Racial and ethnic minority groups experience a disproportionate burden of heat exposure, in part
due to their line of work and residential segregation. A recent YSPH study has shown that people living in segregated communities are more vulnerable to heat.
“It is increasingly clear that high ambient temperature during pregnancy has negative effects on birth outcomes, especially in racial and ethnic minority groups,” the researchers wrote. “However, very little is known about the longer-term outcomes for the offspring as a consequence of exposure to high ambient temperature during pregnancy.”

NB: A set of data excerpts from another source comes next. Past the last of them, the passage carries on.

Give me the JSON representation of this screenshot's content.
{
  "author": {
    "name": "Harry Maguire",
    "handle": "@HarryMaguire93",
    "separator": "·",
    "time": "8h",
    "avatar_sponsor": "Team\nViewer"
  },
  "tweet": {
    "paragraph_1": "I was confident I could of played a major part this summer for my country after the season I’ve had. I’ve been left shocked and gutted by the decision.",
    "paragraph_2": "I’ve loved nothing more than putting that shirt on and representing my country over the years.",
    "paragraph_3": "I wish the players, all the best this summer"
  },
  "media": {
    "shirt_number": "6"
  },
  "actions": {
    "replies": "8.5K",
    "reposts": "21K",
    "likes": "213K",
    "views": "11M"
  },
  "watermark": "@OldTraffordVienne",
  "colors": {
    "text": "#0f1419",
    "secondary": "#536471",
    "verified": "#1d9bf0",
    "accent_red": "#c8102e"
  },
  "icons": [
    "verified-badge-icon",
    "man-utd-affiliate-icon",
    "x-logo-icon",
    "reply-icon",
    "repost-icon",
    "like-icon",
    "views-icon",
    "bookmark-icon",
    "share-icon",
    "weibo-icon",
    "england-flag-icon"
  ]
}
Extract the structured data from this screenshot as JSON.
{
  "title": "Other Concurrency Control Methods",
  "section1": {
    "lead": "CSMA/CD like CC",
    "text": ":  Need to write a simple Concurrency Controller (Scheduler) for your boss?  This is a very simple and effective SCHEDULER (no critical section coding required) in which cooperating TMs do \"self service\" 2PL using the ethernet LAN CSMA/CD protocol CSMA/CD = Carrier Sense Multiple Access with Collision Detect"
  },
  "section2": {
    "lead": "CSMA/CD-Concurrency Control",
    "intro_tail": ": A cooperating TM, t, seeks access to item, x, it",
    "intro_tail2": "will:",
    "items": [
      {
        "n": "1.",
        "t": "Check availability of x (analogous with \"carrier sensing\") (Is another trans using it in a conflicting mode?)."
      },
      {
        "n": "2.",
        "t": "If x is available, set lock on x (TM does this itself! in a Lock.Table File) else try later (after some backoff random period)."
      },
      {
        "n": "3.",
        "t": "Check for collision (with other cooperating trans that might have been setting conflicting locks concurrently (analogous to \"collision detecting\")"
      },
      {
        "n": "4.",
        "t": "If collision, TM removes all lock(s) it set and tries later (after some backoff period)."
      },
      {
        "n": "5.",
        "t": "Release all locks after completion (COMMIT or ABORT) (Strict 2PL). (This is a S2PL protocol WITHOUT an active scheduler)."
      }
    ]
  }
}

Temperature increase linked to a higher risk
The research team used data from California birth records and the California Cancer
Registry, allowing them to identify ALL cases diagnosed in children 14 years and younger. The association between ambient temperature and ALL was evaluated per gestational week and was focused on the warm weather months from May through September.
The study included 6,258 children with ALL and 307,579 children without. The greatest association between ambient temperature and risk of ALL was observed in gestational week eight, which is in the middle of the first trimester of pregnancy. In this week, a mean weekly temperature of 30 degrees Celsius (86 degrees Fahrenheit) was associated with an almost doubled risk of ALL compared with a mean weekly temperature of 10 degrees Celsius (50 degrees Fahrenheit).
This analysis used the California Linkage Study of Early-Onset Cancers, a population-based, statewide study that included children born in California during 1982-2015 and diagnosed with cancer in California during 1988-2015. Information on cancer status was gathered from the California Cancer Registry, and birth records from the Center for Health Statistics and Informatics, both within the California Department of Public Health.
Exposure to ambient temperature was estimated from NASA's Daily Surface Weather Data for North America. The researchers also reviewed birth records to gather information about their study population such as gestational age at birth, date of birth, race, ethnicity, sex, birth order, maternal and paternal ages, maternal education, birth weight, and mode of delivery.
It is currently not clear what potential mechanisms may underlie the link between ambient heat exposure in pregnancy and ALL in the offspring. The authors hypothesize that it may in part be through epigenetic changes, inflammation, or oxidative stress.
The study was supported by the Yale Center on Climate Change and Health. In addition to Rogne and Ma, YSPH contributors included Rong Wang, Pin Wang, Nicole C. Deziel, Kai Chen, and Joshua L. Warren. Also contributing were Catherine Metayer from the School of Public Health at the University of California, Berkeley and Joseph L. Wiemels of Keck School of Medicine at the University of Southern California.